Two men trapped in a West Virginia coal mine made a "valiant effort" to escape, but were blocked by scorching heat and thick smoke from a conveyor belt fire that also prevented rescuers from finding their bodies for two days, the director of the state mining agency said.

The fatalities rose the state's death toll of miners killed on the job to 14 in less than a month and prompted renewed calls to improve mine safety.

Gov. Joe Manchin said he planned to introduce legislation Monday dealing with rapid responses in emergencies, electronic tracking technology and reserve oxygen stations for underground miners.

"These two men who perished in this mine, the 12 men who perished in the Sago Mine, I can only say to each of those families ... that they have not died in vain," Manchin said. Twelve miners died after a Jan. 2 explosion at the Sago Mine, more than 180 miles away. The sole survivor of that accident remained hospitalized in a light coma.

The latest two victims died in the Aracoma Coal's Alma No. 1 mine in Melville, about 60 miles southwest of Charleston. A conveyor belt caught fire Thursday and the two victims — both husbands and fathers with more than a decade of mining experience — became separated from their 12-member crew.

The rest of the crew and nine other miners working in another section of the mine escaped unharmed.

The bodies were found Saturday in an area of the mine where rescue teams had been battling the intense blaze for more than 40 hours. Rescuers could not enter that portion of the mine until the flames had been mostly extinguished and the tunnels cooled down.

It appeared the two victims, identified as Don I. Bragg, 33, and Ellery Hatfield, 47, made a "valiant effort" to escape, said Doug Conaway, director of the state Office of Miners' Health Training and Safety.

The bodies were to be sent to a medical examiner's office in Charleston.

Rescue efforts were also hampered by intense heat and smoke that cut visibility to 2 to 3 feet in some parts of the mine. Teams were able to get into four tunnels, each about four miles long, but they could not get beyond the burning conveyor belt. Heat from the fire had also caused the roof of the mine to deteriorate.

The two men had been equipped with oxygen canisters that typically produce about an hour's worth of air.

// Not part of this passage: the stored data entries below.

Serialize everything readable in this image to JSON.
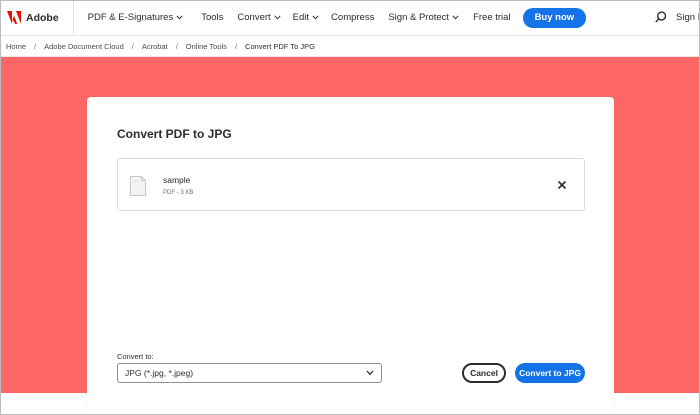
{
  "brand": {
    "name": "Adobe",
    "color": "#eb1000"
  },
  "nav": {
    "items": [
      {
        "label": "PDF & E-Signatures",
        "dropdown": true
      },
      {
        "label": "Tools",
        "dropdown": false
      },
      {
        "label": "Convert",
        "dropdown": true
      },
      {
        "label": "Edit",
        "dropdown": true
      },
      {
        "label": "Compress",
        "dropdown": false
      },
      {
        "label": "Sign & Protect",
        "dropdown": true
      },
      {
        "label": "Free trial",
        "dropdown": false
      }
    ],
    "buy_now": "Buy now",
    "sign_in": "Sign In"
  },
  "breadcrumb": [
    "Home",
    "Adobe Document Cloud",
    "Acrobat",
    "Online Tools",
    "Convert PDF To JPG"
  ],
  "hero_color": "#fe6666",
  "accent_color": "#1473e6",
  "card": {
    "title": "Convert PDF to JPG",
    "file": {
      "name": "sample",
      "meta": "PDF - 3 KB"
    },
    "convert_to_label": "Convert to:",
    "format_selected": "JPG (*.jpg, *.jpeg)",
    "cancel": "Cancel",
    "convert": "Convert to JPG"
  }
}
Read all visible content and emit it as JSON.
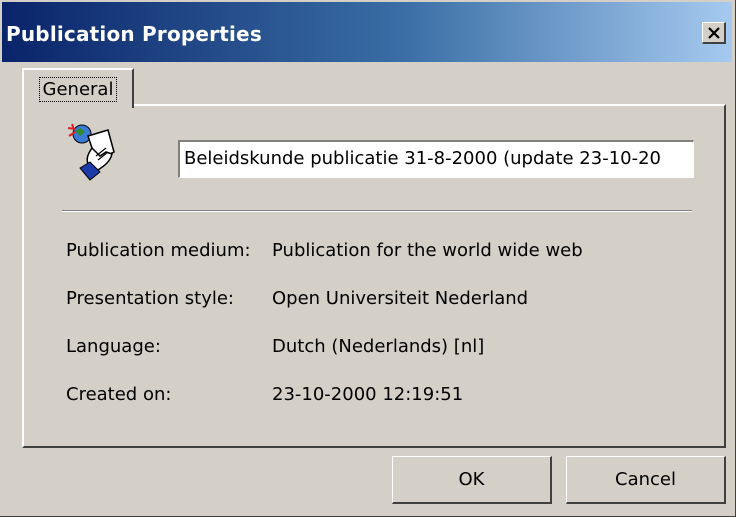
{
  "window": {
    "title": "Publication Properties"
  },
  "tabs": [
    {
      "label": "General"
    }
  ],
  "general": {
    "name_value": "Beleidskunde publicatie 31-8-2000 (update 23-10-20",
    "fields": [
      {
        "label": "Publication medium:",
        "value": "Publication for the world wide web"
      },
      {
        "label": "Presentation style:",
        "value": "Open Universiteit Nederland"
      },
      {
        "label": "Language:",
        "value": "Dutch (Nederlands)  [nl]"
      },
      {
        "label": "Created on:",
        "value": "23-10-2000 12:19:51"
      }
    ]
  },
  "buttons": {
    "ok_label": "OK",
    "cancel_label": "Cancel"
  },
  "icons": {
    "close": "close-icon",
    "publication": "publication-icon"
  },
  "colors": {
    "titlebar_start": "#0a246a",
    "titlebar_end": "#a6caf0",
    "dialog_face": "#d4d0c8"
  }
}
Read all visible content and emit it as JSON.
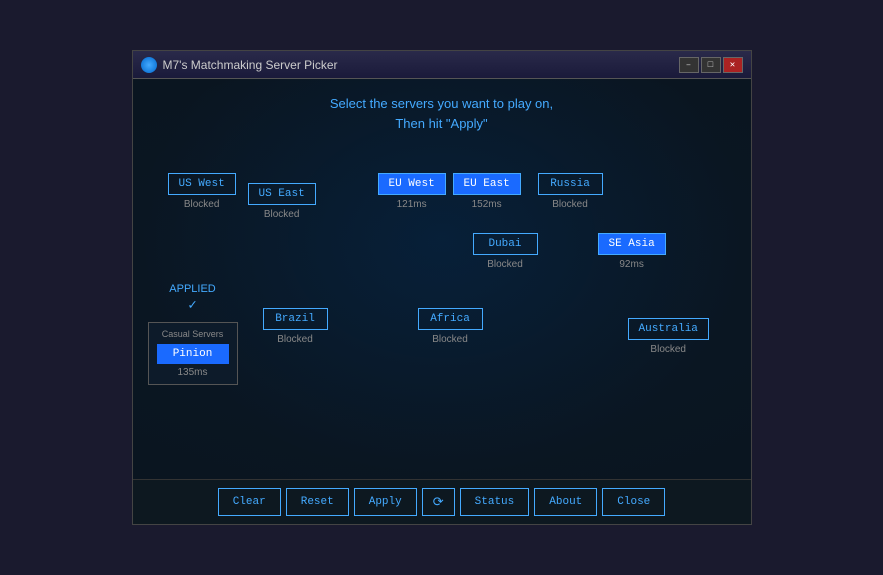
{
  "window": {
    "title": "M7's Matchmaking Server Picker",
    "icon": "globe-icon"
  },
  "titlebar_buttons": {
    "minimize": "–",
    "maximize": "□",
    "close": "✕"
  },
  "instruction": {
    "line1": "Select the servers you want to play on,",
    "line2": "Then hit \"Apply\""
  },
  "servers": {
    "us_west": {
      "label": "US West",
      "status": "Blocked",
      "active": false
    },
    "us_east": {
      "label": "US East",
      "status": "Blocked",
      "active": false
    },
    "eu_west": {
      "label": "EU West",
      "status": "121ms",
      "active": true
    },
    "eu_east": {
      "label": "EU East",
      "status": "152ms",
      "active": true
    },
    "russia": {
      "label": "Russia",
      "status": "Blocked",
      "active": false
    },
    "dubai": {
      "label": "Dubai",
      "status": "Blocked",
      "active": false
    },
    "se_asia": {
      "label": "SE Asia",
      "status": "92ms",
      "active": true
    },
    "brazil": {
      "label": "Brazil",
      "status": "Blocked",
      "active": false
    },
    "africa": {
      "label": "Africa",
      "status": "Blocked",
      "active": false
    },
    "australia": {
      "label": "Australia",
      "status": "Blocked",
      "active": false
    }
  },
  "applied": {
    "label": "APPLIED",
    "check": "✓"
  },
  "casual": {
    "label": "Casual Servers",
    "pinion_label": "Pinion",
    "pinion_ms": "135ms"
  },
  "buttons": {
    "clear": "Clear",
    "reset": "Reset",
    "apply": "Apply",
    "refresh": "⟳",
    "status": "Status",
    "about": "About",
    "close": "Close"
  }
}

Jimmy Marcum, a 54-year-old retired miner from Delbarton, said better equipment is needed to protect miners.

"I mean, they can send a man to the moon but they can't make a (oxygen canister) that will last at least 16 hours," Marcum said. "That's what they need to do."

Manchin planned to travel Tuesday to Washington to discuss his proposals with the state's congressional delegation, hoping they will seek reforms on the federal level.

Rep. Nick Rahall (news, bio, voting record), D-W.Va., said Congress must give the federal Mine Safety and Health Administration the tools to operate effectively, and may have to increase its budget.

"It's unfortunate that every coal mine health and safety law on the books is written with the blood of coal miners," Rahall said.

The federal Mine Health and Safety Act was written a year after a 1968 explosion in Farmington that killed 78 miners, including Manchin's uncle.

Massey Energy opened the mine in 1999, and these are its first fatalities. The company said in a statement it was saddened by the miners' deaths and would focus on comforting the families.